The city had planned to clear Cal Anderson on Wednesday but held off after Seattle resident Ada Yeager filed for an emergency restraining order and more than 100 protesters gathered at the park. U.S. District Judge Richard Jones denied that request Thursday. On Thursday night, a Jeep Liberty parked at Cal Anderson was lit on fire with an “incendiary device,” a city spokesperson said.

“Individuals experiencing homelessness should be in safer spaces like shelters and hotels especially during the winter,” Rachel Schulkin, a Seattle Parks and Recreation Department spokesperson, wrote in an email.

“Our parks should not be places with illegal and unsafe conduct like fires, makeshift barricades blocking access to residents and first responders, or individuals who are threatening city workers conducting routine maintenance and breaking into city facilities.”

Homeless advocates decried the city’s action, saying it contradicts guidance by the Centers for Disease Control that encampments shouldn’t be swept except under extreme circumstances.

Although the city said it tried to get campers into shelters, Alison Eisinger, director of the Seattle-King County Coalition on Homelessness, said it is “frankly beyond outrageous” to portray shelters as easily available right now.

“The reason this sweep doesn’t make sense is there’s been abundant evidence that, unless the city plans to fence this park off for the foreseeable future as an open public space, it will be a place that people return to,” Eisinger said.

A camper who goes by the name Sunday has been living in the park since July – through six sweeps, she said – and slept through police announcements Friday morning to clear out. When she woke up, she said police were “chainsawing” the perimeter fence open and telling everyone their time was up.

“This one was a lot more militant than the last ones,” Sunday said. Some officers carried airguns with pepper balls, she said.

Sunday said she will likely check out a shelter nearby and then head back to Cal Anderson when the police are gone, like every other time police have swept.

“I wish people would stop politicizing the homeless,” Sunday said. “Just let us live outside. … people keep asking, what are our demands? Our demands are: give us housing or leave us alone.”
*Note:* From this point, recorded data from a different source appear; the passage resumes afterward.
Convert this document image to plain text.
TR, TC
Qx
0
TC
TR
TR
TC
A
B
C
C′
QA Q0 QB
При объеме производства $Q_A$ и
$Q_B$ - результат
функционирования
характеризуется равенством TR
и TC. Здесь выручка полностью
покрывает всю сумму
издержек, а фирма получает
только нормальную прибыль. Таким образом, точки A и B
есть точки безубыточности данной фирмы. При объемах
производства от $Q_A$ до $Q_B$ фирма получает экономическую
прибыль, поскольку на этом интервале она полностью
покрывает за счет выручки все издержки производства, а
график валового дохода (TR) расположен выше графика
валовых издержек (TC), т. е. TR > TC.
Craig Swanson, who a property management company headquartered next to Cal Anderson, wrote in an email that he used to walk his dog at the park during lunch, but the park has become “disgusting and intimidating.” But he doesn’t believe it’s up to the police to keep the park clear.

“It’s a city issue and I hope the city can offer those folks a reasonable option for the people who have squatted there while the rest of us can enjoy the park we all pay for,” Swanson said.
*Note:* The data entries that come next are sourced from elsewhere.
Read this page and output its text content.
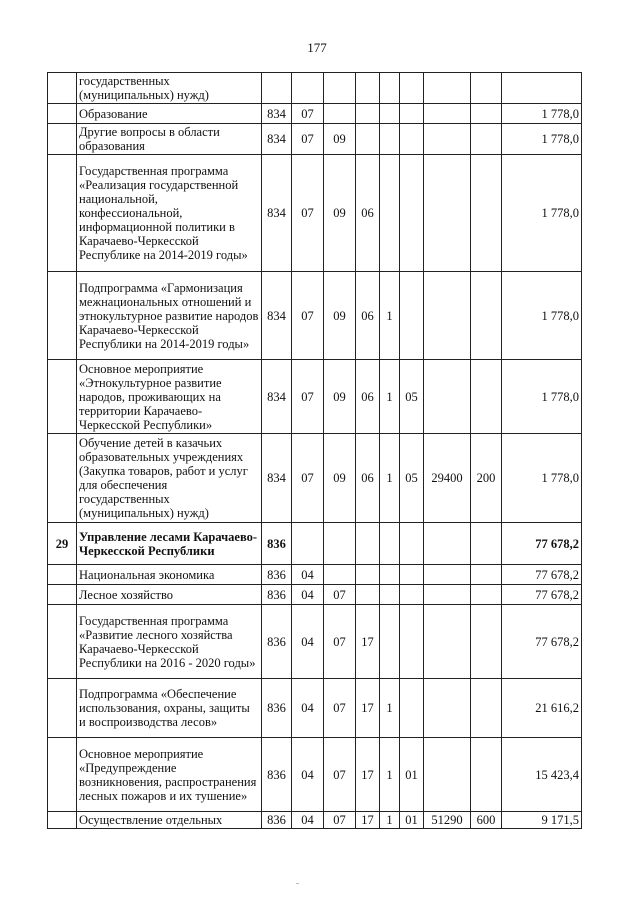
177
	государственных (муниципальных) нужд)									
	Образование	834	07							1 778,0
	Другие вопросы в области образования	834	07	09						1 778,0
	Государственная программа «Реализация государственной национальной, конфессиональной, информационной политики в Карачаево-Черкесской Республике на 2014-2019 годы»	834	07	09	06					1 778,0
	Подпрограмма «Гармонизация межнациональных отношений и этнокультурное развитие народов Карачаево-Черкесской Республики на 2014-2019 годы»	834	07	09	06	1				1 778,0
	Основное мероприятие «Этнокультурное развитие народов, проживающих на территории Карачаево-Черкесской Республики»	834	07	09	06	1	05			1 778,0
	Обучение детей в казачьих образовательных учреждениях (Закупка товаров, работ и услуг для обеспечения государственных (муниципальных) нужд)	834	07	09	06	1	05	29400	200	1 778,0
29	Управление лесами Карачаево-Черкесской Республики	836								77 678,2
	Национальная экономика	836	04							77 678,2
	Лесное хозяйство	836	04	07						77 678,2
	Государственная программа «Развитие лесного хозяйства Карачаево-Черкесской Республики на 2016 - 2020 годы»	836	04	07	17					77 678,2
	Подпрограмма «Обеспечение использования, охраны, защиты и воспроизводства лесов»	836	04	07	17	1				21 616,2
	Основное мероприятие «Предупреждение возникновения, распространения лесных пожаров и их тушение»	836	04	07	17	1	01			15 423,4
	Осуществление отдельных	836	04	07	17	1	01	51290	600	9 171,5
Schulkin said city employees will “continue to be present at the Park in the coming days as the City tries to reopen the park” in an email.

Seattle has largely suspended work to clear large encampments during the pandemic. This fall, during a protracted and controversial budgeting process, the Seattle City Council defunded the Navigation Team, a team of police and outreach workers which manage encampment removals, in favor of a less coercive model. Durkan and Seattle’s business community strongly opposed the move.

Just like that budget season, protests on Friday swirled the issues of homelessness, policing, and the Black Lives Matter movement together.

Quanshie Maxwell, who lives close to the park, took her daughter out to the protest Friday morning to show her what was happening, she said.

“It’s better to have her see it rather than me say it,” Maxwell said, as behind her, police chanted “move back” and pushed protesters up 11th Avenue, away from the abandoned encampments.

Maxwell has been homeless in the past, and understands the concerns of the neighboring businesses that have pressured the city to move on the people living at Cal Anderson, but says many people in the park are mentally ill and police action doesn’t help.

“What kind of intimidation is this?” she said. “It’s sickening. It’s sad.”